The accuracy during the parameter indicated the logistic regression as the best machine learning algorithm. That’s also represented by the calculated Brier score of the model. But suprisingly the XGBoost algorithm has got highest Brier score. Compared to the market odds, each model is worse. So you don’t have to expect a positive overall profit during the betting simulation. Compared to the Vanilla Poisson models, 4 models show a similar or better Brier score performance. Does the betting simulation profit show a similar profit?

## Betting results

The betting simulation was done with a flat stack of 1 unit. For each match and market the value based on the prediction was calculated. If the prediction probability of e.g. a home win is higher than the market probality, the bet was select. For each match just one bet is selected even if multipe markets showed value.

As expected all models show a negative overall profit. All models are not usefull for blind betting against the bookie. But the ranking is different to the Brier score. The random forest and XGBoost algorithm show a way better profit performance. Both show a similar loss like the best performing xG Poisson models.

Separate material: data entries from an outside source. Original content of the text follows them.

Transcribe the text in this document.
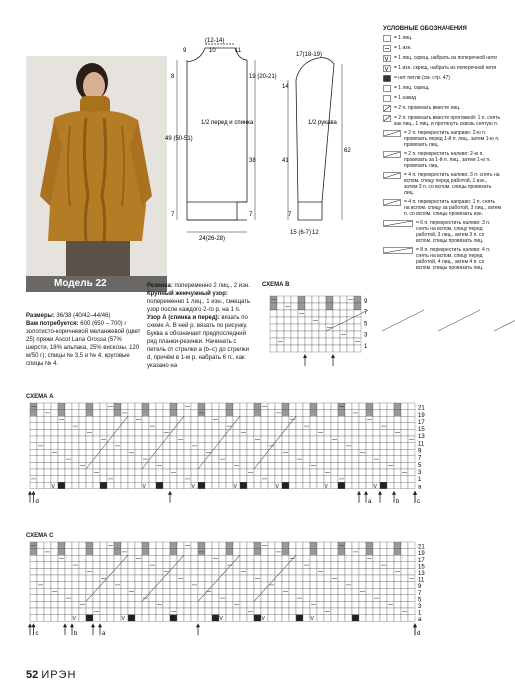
Модель 22
Размеры: 36/38 (40/42–44/46)
Вам потребуется: 600 (650 – 700) г золотисто-коричневой меланжевой (цвет 25) пряжи Ascot Lana Grossa (57% шерсти, 18% альпака, 25% вискозы, 120 м/50 г); спицы № 3,5 и № 4, круговые спицы № 4.
Резинка: попеременно 2 лиц., 2 изн.
Крупный жемчужный узор: попеременно 1 лиц., 1 изн., смещать узор после каждого 2-го р. на 1 п.
Узор А (спинка и перед): вязать по схеме А. В ней р. вязать по рисунку. Буква а обозначает предпоследний ряд планки-резинки. Начинать с петель от стрелки а (b–c) до стрелки d, причём в 1-м р. набрать 6 п., как указано на
(12-14)
9	10	11
8	19 (20-21)
1/2 перед и спинка
49 (50-51)
38
7	7
24(26-28)
17(18-19)
14
1/2 рукава
41
62
7
15 (6-7) 12
УСЛОВНЫЕ ОБОЗНАЧЕНИЯ
= 1 лиц.
= 1 изн.
V = 1 лиц. скрещ. набрать из поперечной нити
V = 1 изн. скрещ. набрать из поперечной нити
= нет петли (см. стр. 47)
= 1 лиц. скрещ.
= 1 накид
= 2 п. провязать вместе лиц.
= 2 п. провязать вместе протяжкой: 1 п. снять как лиц., 1 лиц. и протянуть сквозь снятую п.
= 2 п. перекрестить направо: 2-ю п. провязать перед 1-й п. лиц., затем 1-ю п. провязать лиц.
= 2 п. перекрестить налево: 2-ю п. провязать за 1-й п. лиц., затем 1-ю п. провязать лиц.
= 4 п. перекрестить налево: 3 п. снять на вспом. спицу перед работой, 1 изн., затем 3 п. со вспом. спицы провязать лиц.
= 4 п. перекрестить направо: 1 п. снять на вспом. спицу за работой, 3 лиц., затем п. со вспом. спицы провязать изн.
= 6 п. перекрестить налево: 3 п. снять на вспом. спицу перед работой, 3 лиц., затем 3 п. со вспом. спицы провязать лиц.
= 8 п. перекрестить налево: 4 п. снять на вспом. спицу перед работой, 4 лиц., затем 4 п. со вспом. спицы провязать лиц.
СХЕМА В
9
7
5
3
1
СХЕМА А
V	V	V	V	V	V	V
21
19
17
15
13
11
9
7
5
3
1
a
d	a	b	c
СХЕМА С
V	V	V	V	V	V
21
19
17
15
13
11
9
7
5
3
1
a
c	b	a	d
52 ИРЭН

Taking a look back to the intro, it’s also time to answer the opening question: Is it necessary to differ between home and away performance? Not, when using advanced machine learning algorithms. Random forest and XGBoost show the same performance in both cases. Brier score and overall profit indicate that the choosen algorithm has more influence on the model performance.

## Conclusions

Creating and testing these models was a bit sobering. You would image, while using such advanced statistics, the model performance would increase and there’s some kind of chance compete with the market. But that’s again not the case. And that should again be a warning for each recreational bettor, who thinks some football knowledge is enough to be a profitable bettor. Nevertheless there are some more conclusions to draw:

1. Again the Brier score of the models is not inline with overall profit of the simulation. The model with the best Brier score does not provide the best profit, although I would expect it, when having a simulation with multiple thousands of bets. Maybe it’s time to compare some metrics for the model performance.
2. When using machine learning algorithms it’s definitely not needed to differ between home and away performance. The results for the Random Forest and XGBoost models show no difference for both model types.
3. For the different parameters an expontial moving average based on the last 15 matches was used. As the Vanilla Poisson models already showed, the number of matches used for the parameters can have a big impact on the overall performance. There’s maybe still some room to improve the model. But of course the intention of the blog was to determine, whether there’s a need to differ between home and away matches.